Why should asking for extra rice or extra ugali (cornmeal) feel like a moral failure?

Gentlemen are expected to be satisfied immediately. They eat slowly. Delicately.
And, tragically, leave food on the plate.

Leaving food is an advanced skill. Freshmen attempt it. They fail, then adapt. They abandon the dream.

For three weeks, the new comrade pretends. Formal shoes. Buttoned shirts. Polished manners.

Then reality arrives. Mid-semester. With unpaid fees and shrinking meal plans.

Soon, he discovers affordable eateries with names that sound unofficial. He switches to jeans.
The formal shoes disappear forever.

This is not rebellion. It is economics.

The seasoned comrade’s truth

Meet the seasoned comrade. He is tired. When he meets a lady, stories are scarce. Energy is rationed.

If he speaks, he speaks of stress. Deadlines. Projects that took ten hours and still failed.

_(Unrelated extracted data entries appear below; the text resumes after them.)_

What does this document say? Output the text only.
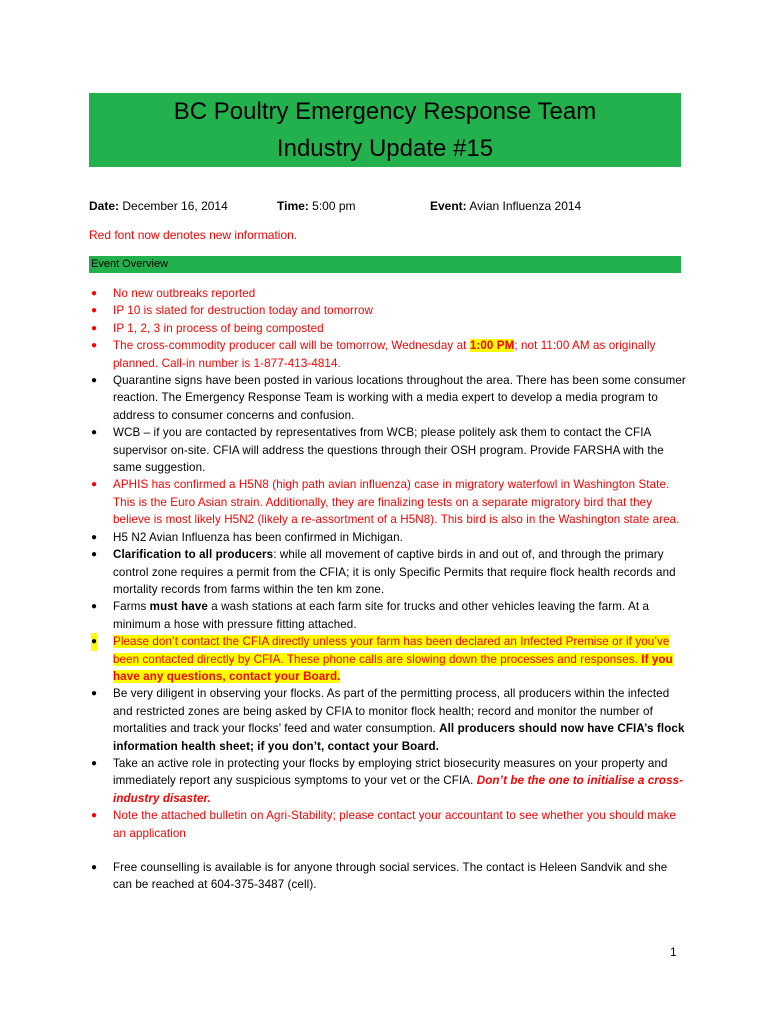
BC Poultry Emergency Response Team
Industry Update #15
Date: December 16, 2014	Time: 5:00 pm	Event: Avian Influenza 2014
Red font now denotes new information.
Event Overview
● No new outbreaks reported
● IP 10 is slated for destruction today and tomorrow
● IP 1, 2, 3 in process of being composted
● The cross-commodity producer call will be tomorrow, Wednesday at 1:00 PM; not 11:00 AM as originally planned. Call-in number is 1-877-413-4814.
● Quarantine signs have been posted in various locations throughout the area. There has been some consumer reaction. The Emergency Response Team is working with a media expert to develop a media program to address to consumer concerns and confusion.
● WCB – if you are contacted by representatives from WCB; please politely ask them to contact the CFIA supervisor on-site. CFIA will address the questions through their OSH program. Provide FARSHA with the same suggestion.
● APHIS has confirmed a H5N8 (high path avian influenza) case in migratory waterfowl in Washington State. This is the Euro Asian strain. Additionally, they are finalizing tests on a separate migratory bird that they believe is most likely H5N2 (likely a re-assortment of a H5N8). This bird is also in the Washington state area.
● H5 N2 Avian Influenza has been confirmed in Michigan.
● Clarification to all producers: while all movement of captive birds in and out of, and through the primary control zone requires a permit from the CFIA; it is only Specific Permits that require flock health records and mortality records from farms within the ten km zone.
● Farms must have a wash stations at each farm site for trucks and other vehicles leaving the farm. At a minimum a hose with pressure fitting attached.
● Please don’t contact the CFIA directly unless your farm has been declared an Infected Premise or if you’ve been contacted directly by CFIA. These phone calls are slowing down the processes and responses. If you have any questions, contact your Board.
● Be very diligent in observing your flocks. As part of the permitting process, all producers within the infected and restricted zones are being asked by CFIA to monitor flock health; record and monitor the number of mortalities and track your flocks’ feed and water consumption. All producers should now have CFIA’s flock information health sheet; if you don’t, contact your Board.
● Take an active role in protecting your flocks by employing strict biosecurity measures on your property and immediately report any suspicious symptoms to your vet or the CFIA. Don’t be the one to initialise a cross-industry disaster.
● Note the attached bulletin on Agri-Stability; please contact your accountant to see whether you should make an application
● Free counselling is available is for anyone through social services. The contact is Heleen Sandvik and she can be reached at 604-375-3487 (cell).
1
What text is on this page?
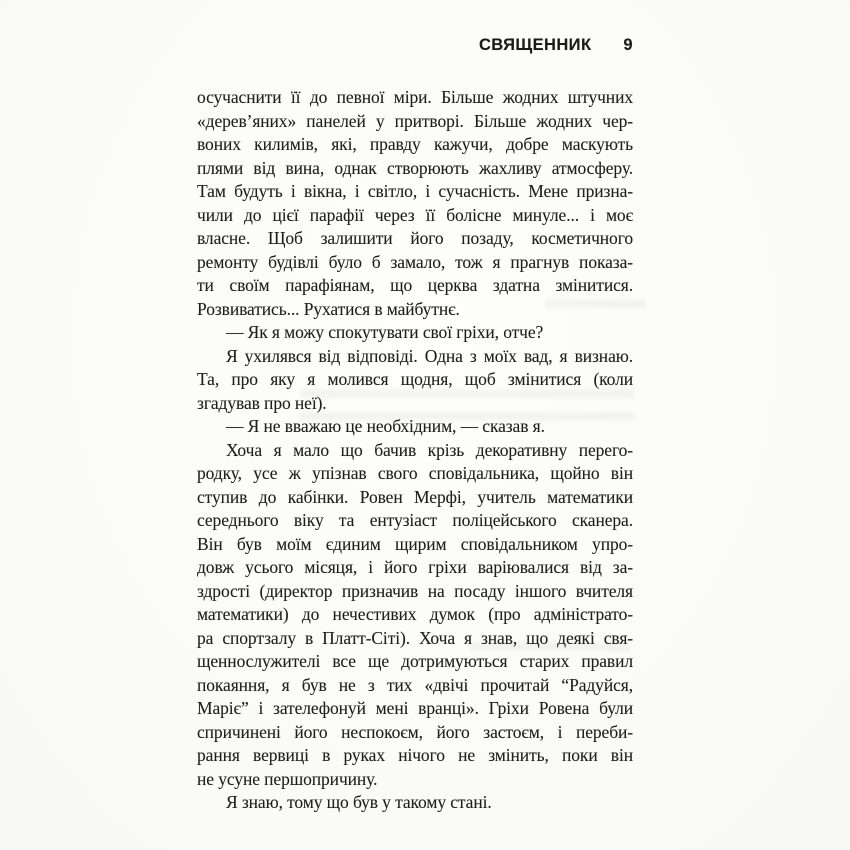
СВЯЩЕННИК 9
осучаснити її до певної міри. Більше жодних штучних
«дерев’яних» панелей у притворі. Більше жодних чер-
воних килимів, які, правду кажучи, добре маскують
плями від вина, однак створюють жахливу атмосферу.
Там будуть і вікна, і світло, і сучасність. Мене призна-
чили до цієї парафії через її болісне минуле... і моє
власне. Щоб залишити його позаду, косметичного
ремонту будівлі було б замало, тож я прагнув показа-
ти своїм парафіянам, що церква здатна змінитися.
Розвиватись... Рухатися в майбутнє.
— Як я можу спокутувати свої гріхи, отче?
Я ухилявся від відповіді. Одна з моїх вад, я визнаю.
Та, про яку я молився щодня, щоб змінитися (коли
згадував про неї).
— Я не вважаю це необхідним, — сказав я.
Хоча я мало що бачив крізь декоративну перего-
родку, усе ж упізнав свого сповідальника, щойно він
ступив до кабінки. Ровен Мерфі, учитель математики
середнього віку та ентузіаст поліцейського сканера.
Він був моїм єдиним щирим сповідальником упро-
довж усього місяця, і його гріхи варіювалися від за-
здрості (директор призначив на посаду іншого вчителя
математики) до нечестивих думок (про адміністрато-
ра спортзалу в Платт-Сіті). Хоча я знав, що деякі свя-
щеннослужителі все ще дотримуються старих правил
покаяння, я був не з тих «двічі прочитай “Радуйся,
Маріє” і зателефонуй мені вранці». Гріхи Ровена були
спричинені його неспокоєм, його застоєм, і переби-
рання вервиці в руках нічого не змінить, поки він
не усуне першопричину.
Я знаю, тому що був у такому стані.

Engineers are the global champions here. They narrate suffering with pride – every error, every redraw, every near success.

At this point, the lady prays. Not for romance. But for the interruption.

Campus is not a romantic comedy. It is a situational comedy. Nobody wrote the jokes. They just keep happening.

The real gentleman, if one exists, is not the one who walks slowly, talks endlessly, or leaves food uneaten.

READ ALSO: 10 Steps to Getting a Campus Girl Go Out With You…Or Not

He is the one who knows when to excuse himself. When to save money. When to eat without shame.

Campus has taught me one universal truth: gentlemanhood is admirable. But hunger is undefeated. And lectures wait for no one.